How to Find Truffles...

Johnny is young and restless, but he loves the outdoors and long walks in the woods. As soon as he gets off the car, he takes the least beaten path and enters the forest as if he had lived there forever. Yet, Johnny is only three years old and he is a beautiful lagotto dog, the preferred breed for truffle hunting in Piedmont. He was trained by his trufolao Luigi since he was a puppy, raised to know that every truffle he finds would get him Luigi’s affection and a small treat.

At this time of the year, the soil is often wet with the occasional rainfall, filled with the natural smell of wet grass. We walk down a small path of gravels and soon get lost in the woods. But Johnny knows where to search: he is guided by the unique smell of truffle and motivated by his owner with short sentences in the local dialect and indications given with his long walking stick. A unique relationship develops between the two, almost a symbiosis: the dog provides the trufolao with his impressive sense of smell and in turn he gets the love and shelter provided by his owner. As we keep walking, I start thinking this is the perfect match to the symbiotic relationship that truffles have with the roots of some tree species, like beech, poplar, oak, birch and hazel: truffles are hidden under ground and grow around the roots of these trees. So it can take a few minutes or a much longer time, but inevitably I hear “Dai, Johnny, ai suma” (“go Johnny, we got it”): this is when I know the inseparable couple has found something. Under the roots of a large tree, the dog starts digging the dirt and after a few seconds Luigi takes over with his special small tool, paying attention to extract the white truffle without damaging the roots of the tree or the ground, so that the miracle of this land will be able to repeat itself the following year. Johnny wags his tail and runs around his owner; Luigi then takes out a small treat from his pocket and hands it to the dog.
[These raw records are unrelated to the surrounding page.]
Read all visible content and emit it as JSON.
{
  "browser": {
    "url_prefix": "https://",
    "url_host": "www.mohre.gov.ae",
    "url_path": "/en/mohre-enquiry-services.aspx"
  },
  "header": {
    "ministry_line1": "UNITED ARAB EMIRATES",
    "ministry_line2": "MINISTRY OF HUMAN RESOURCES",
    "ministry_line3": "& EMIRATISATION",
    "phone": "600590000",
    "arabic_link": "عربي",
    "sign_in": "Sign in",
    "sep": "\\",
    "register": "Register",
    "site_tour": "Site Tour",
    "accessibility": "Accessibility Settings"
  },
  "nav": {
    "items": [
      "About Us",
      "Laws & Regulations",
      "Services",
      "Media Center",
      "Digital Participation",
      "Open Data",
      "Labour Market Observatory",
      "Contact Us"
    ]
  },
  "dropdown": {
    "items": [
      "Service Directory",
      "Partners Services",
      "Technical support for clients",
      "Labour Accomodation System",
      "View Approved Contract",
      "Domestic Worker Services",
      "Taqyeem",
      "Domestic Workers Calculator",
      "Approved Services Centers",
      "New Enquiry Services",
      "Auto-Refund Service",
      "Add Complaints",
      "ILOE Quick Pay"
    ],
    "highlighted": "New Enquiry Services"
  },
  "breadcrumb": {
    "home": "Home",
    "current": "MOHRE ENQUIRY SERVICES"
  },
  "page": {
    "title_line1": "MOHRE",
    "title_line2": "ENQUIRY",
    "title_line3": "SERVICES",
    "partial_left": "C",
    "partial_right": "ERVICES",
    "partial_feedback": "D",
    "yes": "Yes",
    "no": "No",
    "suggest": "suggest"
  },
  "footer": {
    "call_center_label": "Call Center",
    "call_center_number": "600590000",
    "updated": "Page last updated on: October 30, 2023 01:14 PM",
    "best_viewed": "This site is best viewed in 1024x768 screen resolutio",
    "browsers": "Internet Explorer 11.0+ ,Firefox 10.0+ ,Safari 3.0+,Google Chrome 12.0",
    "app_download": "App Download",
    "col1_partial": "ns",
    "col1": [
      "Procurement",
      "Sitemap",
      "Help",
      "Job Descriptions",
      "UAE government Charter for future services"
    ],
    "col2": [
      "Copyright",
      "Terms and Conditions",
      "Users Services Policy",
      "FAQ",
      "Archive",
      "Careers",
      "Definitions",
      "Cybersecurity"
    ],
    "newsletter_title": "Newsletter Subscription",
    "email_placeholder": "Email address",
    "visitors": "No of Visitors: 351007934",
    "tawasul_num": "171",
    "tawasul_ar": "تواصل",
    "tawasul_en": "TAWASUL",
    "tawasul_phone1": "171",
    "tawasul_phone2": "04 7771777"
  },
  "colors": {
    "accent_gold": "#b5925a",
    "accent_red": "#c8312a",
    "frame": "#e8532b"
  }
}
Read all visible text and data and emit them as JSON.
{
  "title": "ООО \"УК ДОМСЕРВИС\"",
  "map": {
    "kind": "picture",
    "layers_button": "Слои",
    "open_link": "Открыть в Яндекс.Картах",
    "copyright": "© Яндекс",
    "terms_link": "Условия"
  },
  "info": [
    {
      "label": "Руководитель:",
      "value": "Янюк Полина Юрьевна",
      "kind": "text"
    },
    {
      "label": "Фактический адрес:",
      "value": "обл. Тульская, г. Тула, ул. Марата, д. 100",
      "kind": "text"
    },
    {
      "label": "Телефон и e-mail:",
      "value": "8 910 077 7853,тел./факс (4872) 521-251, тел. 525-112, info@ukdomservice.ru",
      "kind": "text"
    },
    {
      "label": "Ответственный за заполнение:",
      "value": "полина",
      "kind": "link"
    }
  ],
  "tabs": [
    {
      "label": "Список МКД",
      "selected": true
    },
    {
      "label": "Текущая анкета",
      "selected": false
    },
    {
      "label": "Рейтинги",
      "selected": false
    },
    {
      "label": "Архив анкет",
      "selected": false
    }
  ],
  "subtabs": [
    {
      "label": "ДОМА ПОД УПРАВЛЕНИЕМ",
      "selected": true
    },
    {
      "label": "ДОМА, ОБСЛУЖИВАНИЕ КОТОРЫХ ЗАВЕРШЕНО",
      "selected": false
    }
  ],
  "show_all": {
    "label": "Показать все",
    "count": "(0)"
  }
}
It is a moment of excitement, as Luigi shows us the little gold of this land, before carefully wrapping into paper and putting safely into a container to preserve it and avoid that the dog keeps smelling the same truffle.

In an hour we find three small white truffles and a number of black ones, thanks to the extensive experience and know-how of Luigi and the wet nose and keen sense of smell of Johnny. Black truffles (Tuber melanosporum) are easier to find as they can be grown under special kind of trees planting spores under their roots in the spring: some will start maturing in the summer, hence the name “summer truffles”, but will continue to be found in the fall and winter. White truffles (Tuber magnatum) cannot be cultivated, cannot be conserved for over a week or two, and can only be found in the fall and winter times. They have a stronger and distinctive smell and taste that will turn any dish into a unique delicacy. You can find white truffles at the local truffle market of Alba (Fiera del Tartufo), which happens every year in this season, but remember that marks only the start of the truffle season and sets the price for truffle depending on supply and demand. Every local would tell you the best time for truffle is a bit later, in November and up to December, when the weather is a bit colder, but there is a better selection of the whi
te truffle of Alba in most restaurants.

You can also get great spreads and olive oil with truffle (black and white) to take home with you, but most of them use synthetic flavors and do not even contain real truffle as an ingredient. So it is worth buying them from a respected seller, like TartufLanghe, or from a local shop like Tartufo D’Oro, owned by Luigi and his wife. Every time we go to Langhe we stop at one of these sellers, or if you really do not have time to venture out of Alba, a few shops on the main street definitely have a good selection, but you may end up paying a bit more.

 

The best marriage from local traditions is with hand-made tagliolini or risotto, with thin slices of meat or even with eggs or with the local castelmagno cheese. The best chefs now call it the “gold” or the “diamond” of the kitchen. Like Johnny, we almost feel wagging our tails every time we set our feet in one of the restaurants we love so much around Alba and start smelling the amazing white truffle: at this time of the year we just can’t wait for the unique taste to be shared with the best local wines, in the company of good friends.